Dr. Padma Garvey

The plant-based Doctor Mom 

Finely shred small head of red cabbage, one large carrot, one cucumber, and one small red onion, and  1/4 cup of fresh chopped cilantro, and mix with 1/2 cup of rice wine vinegar, one teaspoon of salt, one tablespoon of agave nectar, and store in refrigerator.

Traditional bahn mi sandwiches are made with a French baguette.  Now this is not whole grain, so if you want to add value to your food you could use a whole grain baguette, one that has a really crispy crust or a good whole wheat Kaiser roll.

Cut the baguette in half to build your sandwich.
Add a layer of tofu
Add heaping mound of cabbage mixture

You could also add cucumber slices, 

Add sriracha sauce or peanut dipping sauce (See my tofu satay recipe)

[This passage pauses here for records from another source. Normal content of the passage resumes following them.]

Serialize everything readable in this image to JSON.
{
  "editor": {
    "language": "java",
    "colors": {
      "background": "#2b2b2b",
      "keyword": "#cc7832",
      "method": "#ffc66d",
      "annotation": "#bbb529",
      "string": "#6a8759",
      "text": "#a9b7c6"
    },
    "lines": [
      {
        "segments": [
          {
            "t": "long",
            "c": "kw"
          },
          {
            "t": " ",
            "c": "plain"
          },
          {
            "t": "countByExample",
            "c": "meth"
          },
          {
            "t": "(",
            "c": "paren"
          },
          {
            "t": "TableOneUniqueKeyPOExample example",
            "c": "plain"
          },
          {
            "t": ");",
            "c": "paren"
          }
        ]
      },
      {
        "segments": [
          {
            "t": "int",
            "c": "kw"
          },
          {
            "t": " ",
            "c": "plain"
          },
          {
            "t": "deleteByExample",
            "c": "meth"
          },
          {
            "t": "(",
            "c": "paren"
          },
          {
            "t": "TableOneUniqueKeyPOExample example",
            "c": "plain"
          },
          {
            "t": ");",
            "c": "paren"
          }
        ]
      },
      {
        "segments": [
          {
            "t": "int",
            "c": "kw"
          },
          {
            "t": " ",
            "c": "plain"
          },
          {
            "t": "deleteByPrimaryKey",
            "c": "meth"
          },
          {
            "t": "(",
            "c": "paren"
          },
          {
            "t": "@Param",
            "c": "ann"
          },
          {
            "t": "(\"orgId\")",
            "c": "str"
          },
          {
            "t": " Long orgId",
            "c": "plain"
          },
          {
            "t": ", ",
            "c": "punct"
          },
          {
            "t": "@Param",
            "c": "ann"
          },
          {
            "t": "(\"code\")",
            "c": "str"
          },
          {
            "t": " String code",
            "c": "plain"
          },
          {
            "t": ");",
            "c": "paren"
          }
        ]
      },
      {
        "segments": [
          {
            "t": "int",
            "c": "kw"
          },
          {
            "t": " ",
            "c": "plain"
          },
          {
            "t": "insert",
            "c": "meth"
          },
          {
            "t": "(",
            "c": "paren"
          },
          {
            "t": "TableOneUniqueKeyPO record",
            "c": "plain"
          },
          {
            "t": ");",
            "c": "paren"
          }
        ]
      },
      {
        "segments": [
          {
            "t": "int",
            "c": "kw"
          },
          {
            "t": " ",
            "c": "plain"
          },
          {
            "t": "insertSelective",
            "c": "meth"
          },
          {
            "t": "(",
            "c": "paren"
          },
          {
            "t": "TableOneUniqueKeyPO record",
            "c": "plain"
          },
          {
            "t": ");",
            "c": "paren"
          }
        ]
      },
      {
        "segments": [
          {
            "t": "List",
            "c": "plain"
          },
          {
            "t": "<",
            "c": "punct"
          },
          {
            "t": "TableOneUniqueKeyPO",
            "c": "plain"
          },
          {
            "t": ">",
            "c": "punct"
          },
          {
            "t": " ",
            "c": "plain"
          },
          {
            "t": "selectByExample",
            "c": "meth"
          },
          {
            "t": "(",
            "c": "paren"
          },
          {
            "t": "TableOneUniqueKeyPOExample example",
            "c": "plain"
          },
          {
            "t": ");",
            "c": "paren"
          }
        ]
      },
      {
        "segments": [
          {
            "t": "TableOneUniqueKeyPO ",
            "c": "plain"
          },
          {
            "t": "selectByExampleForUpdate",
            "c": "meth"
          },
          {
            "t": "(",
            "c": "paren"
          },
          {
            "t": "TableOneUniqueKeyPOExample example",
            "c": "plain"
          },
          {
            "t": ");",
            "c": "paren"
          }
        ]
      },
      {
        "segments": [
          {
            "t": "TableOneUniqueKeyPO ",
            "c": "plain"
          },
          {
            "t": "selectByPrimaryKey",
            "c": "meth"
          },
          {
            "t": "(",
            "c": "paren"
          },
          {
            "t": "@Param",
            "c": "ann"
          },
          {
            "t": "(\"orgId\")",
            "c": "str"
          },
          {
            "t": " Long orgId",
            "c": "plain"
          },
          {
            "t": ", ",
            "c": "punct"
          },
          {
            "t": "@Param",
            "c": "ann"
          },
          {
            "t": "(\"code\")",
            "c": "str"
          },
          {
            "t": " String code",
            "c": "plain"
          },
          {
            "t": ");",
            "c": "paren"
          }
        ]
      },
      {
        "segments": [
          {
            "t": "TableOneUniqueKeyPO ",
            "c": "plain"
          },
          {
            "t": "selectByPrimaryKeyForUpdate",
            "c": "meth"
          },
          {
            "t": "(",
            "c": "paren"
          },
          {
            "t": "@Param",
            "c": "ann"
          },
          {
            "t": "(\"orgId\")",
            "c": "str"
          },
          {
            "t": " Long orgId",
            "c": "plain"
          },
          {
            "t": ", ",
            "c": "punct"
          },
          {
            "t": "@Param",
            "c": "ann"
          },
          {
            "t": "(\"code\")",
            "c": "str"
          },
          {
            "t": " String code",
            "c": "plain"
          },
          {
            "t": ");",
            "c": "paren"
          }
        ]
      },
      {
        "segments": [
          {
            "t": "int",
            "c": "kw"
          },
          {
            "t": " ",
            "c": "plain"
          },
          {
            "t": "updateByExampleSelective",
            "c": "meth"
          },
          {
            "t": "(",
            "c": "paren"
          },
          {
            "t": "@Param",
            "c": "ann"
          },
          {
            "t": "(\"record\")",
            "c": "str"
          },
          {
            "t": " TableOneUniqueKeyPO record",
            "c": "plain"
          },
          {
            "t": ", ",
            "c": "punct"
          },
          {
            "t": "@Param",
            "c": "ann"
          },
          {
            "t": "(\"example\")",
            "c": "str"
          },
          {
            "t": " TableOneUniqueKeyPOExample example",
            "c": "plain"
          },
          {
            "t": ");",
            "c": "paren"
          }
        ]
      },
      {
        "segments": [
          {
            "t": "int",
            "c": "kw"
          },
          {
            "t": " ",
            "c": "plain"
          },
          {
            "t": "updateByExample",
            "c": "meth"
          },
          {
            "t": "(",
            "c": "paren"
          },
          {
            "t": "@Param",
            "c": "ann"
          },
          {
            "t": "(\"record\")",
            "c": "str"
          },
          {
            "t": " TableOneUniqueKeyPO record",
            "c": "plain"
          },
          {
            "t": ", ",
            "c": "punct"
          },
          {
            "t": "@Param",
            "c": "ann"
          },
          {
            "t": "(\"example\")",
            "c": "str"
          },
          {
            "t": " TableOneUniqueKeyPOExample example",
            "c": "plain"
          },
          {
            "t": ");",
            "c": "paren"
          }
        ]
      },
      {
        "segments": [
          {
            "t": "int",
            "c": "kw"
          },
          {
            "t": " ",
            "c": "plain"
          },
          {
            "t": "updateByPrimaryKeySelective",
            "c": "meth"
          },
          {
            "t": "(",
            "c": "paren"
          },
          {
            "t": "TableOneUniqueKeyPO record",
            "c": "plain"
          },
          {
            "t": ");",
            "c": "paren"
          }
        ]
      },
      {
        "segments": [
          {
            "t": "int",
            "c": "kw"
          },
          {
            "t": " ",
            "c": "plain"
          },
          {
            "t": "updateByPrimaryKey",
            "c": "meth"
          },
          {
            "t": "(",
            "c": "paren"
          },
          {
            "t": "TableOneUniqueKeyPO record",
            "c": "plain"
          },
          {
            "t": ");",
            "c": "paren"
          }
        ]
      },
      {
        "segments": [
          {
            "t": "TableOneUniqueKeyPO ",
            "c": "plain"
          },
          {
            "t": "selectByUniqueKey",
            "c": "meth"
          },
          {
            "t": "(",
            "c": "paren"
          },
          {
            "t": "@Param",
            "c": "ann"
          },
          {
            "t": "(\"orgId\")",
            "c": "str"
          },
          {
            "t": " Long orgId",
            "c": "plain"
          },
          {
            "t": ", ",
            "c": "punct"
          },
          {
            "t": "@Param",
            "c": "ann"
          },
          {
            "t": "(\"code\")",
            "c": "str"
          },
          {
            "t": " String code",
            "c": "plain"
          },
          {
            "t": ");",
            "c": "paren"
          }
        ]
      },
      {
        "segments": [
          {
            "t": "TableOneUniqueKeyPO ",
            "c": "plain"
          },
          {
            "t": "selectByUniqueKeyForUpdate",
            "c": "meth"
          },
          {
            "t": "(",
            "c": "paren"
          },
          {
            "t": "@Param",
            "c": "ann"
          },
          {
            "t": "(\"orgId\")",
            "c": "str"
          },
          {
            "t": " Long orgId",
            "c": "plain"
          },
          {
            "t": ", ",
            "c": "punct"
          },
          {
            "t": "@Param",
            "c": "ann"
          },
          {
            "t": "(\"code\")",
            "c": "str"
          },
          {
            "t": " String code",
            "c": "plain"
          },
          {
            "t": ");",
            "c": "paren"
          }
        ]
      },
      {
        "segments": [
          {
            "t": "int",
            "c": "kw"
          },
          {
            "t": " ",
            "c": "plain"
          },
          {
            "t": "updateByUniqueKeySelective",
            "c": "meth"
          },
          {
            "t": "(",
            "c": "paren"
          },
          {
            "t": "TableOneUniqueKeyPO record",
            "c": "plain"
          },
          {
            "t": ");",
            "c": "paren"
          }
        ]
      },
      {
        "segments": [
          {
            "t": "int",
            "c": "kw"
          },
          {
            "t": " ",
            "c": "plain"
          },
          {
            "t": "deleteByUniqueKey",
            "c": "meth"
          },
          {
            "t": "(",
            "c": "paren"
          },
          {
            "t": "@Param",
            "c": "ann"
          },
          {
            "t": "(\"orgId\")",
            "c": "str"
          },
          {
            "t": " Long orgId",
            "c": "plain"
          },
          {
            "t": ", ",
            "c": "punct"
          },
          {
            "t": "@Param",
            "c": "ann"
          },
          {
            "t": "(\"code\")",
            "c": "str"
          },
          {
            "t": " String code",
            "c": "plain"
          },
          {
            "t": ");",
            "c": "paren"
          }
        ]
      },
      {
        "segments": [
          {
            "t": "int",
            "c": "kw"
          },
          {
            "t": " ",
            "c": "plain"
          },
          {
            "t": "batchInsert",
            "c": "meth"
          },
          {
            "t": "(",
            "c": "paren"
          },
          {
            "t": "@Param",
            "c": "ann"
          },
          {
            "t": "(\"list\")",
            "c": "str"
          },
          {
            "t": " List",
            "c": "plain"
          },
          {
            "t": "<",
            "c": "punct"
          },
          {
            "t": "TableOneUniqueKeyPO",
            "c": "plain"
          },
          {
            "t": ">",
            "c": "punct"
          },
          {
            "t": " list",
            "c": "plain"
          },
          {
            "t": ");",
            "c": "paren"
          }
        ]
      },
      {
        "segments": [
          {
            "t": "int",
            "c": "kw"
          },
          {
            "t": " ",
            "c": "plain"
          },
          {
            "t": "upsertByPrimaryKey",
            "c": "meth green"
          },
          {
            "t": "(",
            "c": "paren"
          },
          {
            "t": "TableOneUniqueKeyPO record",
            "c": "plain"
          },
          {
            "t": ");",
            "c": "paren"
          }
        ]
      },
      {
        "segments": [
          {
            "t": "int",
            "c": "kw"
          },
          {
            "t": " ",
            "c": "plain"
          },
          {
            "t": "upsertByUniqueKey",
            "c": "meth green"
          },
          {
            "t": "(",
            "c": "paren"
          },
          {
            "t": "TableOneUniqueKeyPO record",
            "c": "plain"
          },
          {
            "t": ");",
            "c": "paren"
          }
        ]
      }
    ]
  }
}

Vietnamese Bahn Mi Sandwich

During our recent college tour, we had lunch at a local restaurant catering to the college students.  I had their Vietnamese Bahn Mi sandwich which was fantastic.  It is another great option when thinking about what to pack for lunch. You could prepare the tofu, the sauce, and the vegetables on the weekend, so that assembling your sandwich in the morning would be quick.  It is also a great option for your next barbeque.

If you like your tofu firm, freeze a block ahead of time. Defrost a packet of tofu and press out as much water as possible. But you can also skip the freezing step and simply wrap a block of tofu in a towel for one hour to absorb the water.  Cut the tofu into pieces about the size of a pack of cards.  Blend 1/2 cup of shredded, unsweetened coconut two cups of coconut water, and  with three cloves of garlic, one inch of ginger,  two tablespoons of miso paste,  and one teaspoon of turmeric powder.  Marinate the tofu in the coconut mixture for one hour.  Remove the tofu from the marinade, and bake in oven at 350 degrees.  Watch the tofu closely because ovens vary and you want the tofu to brown nicely but you don't want it to burn.  After the tofu has browned nicely, remove, let cool, and store in refrigerator.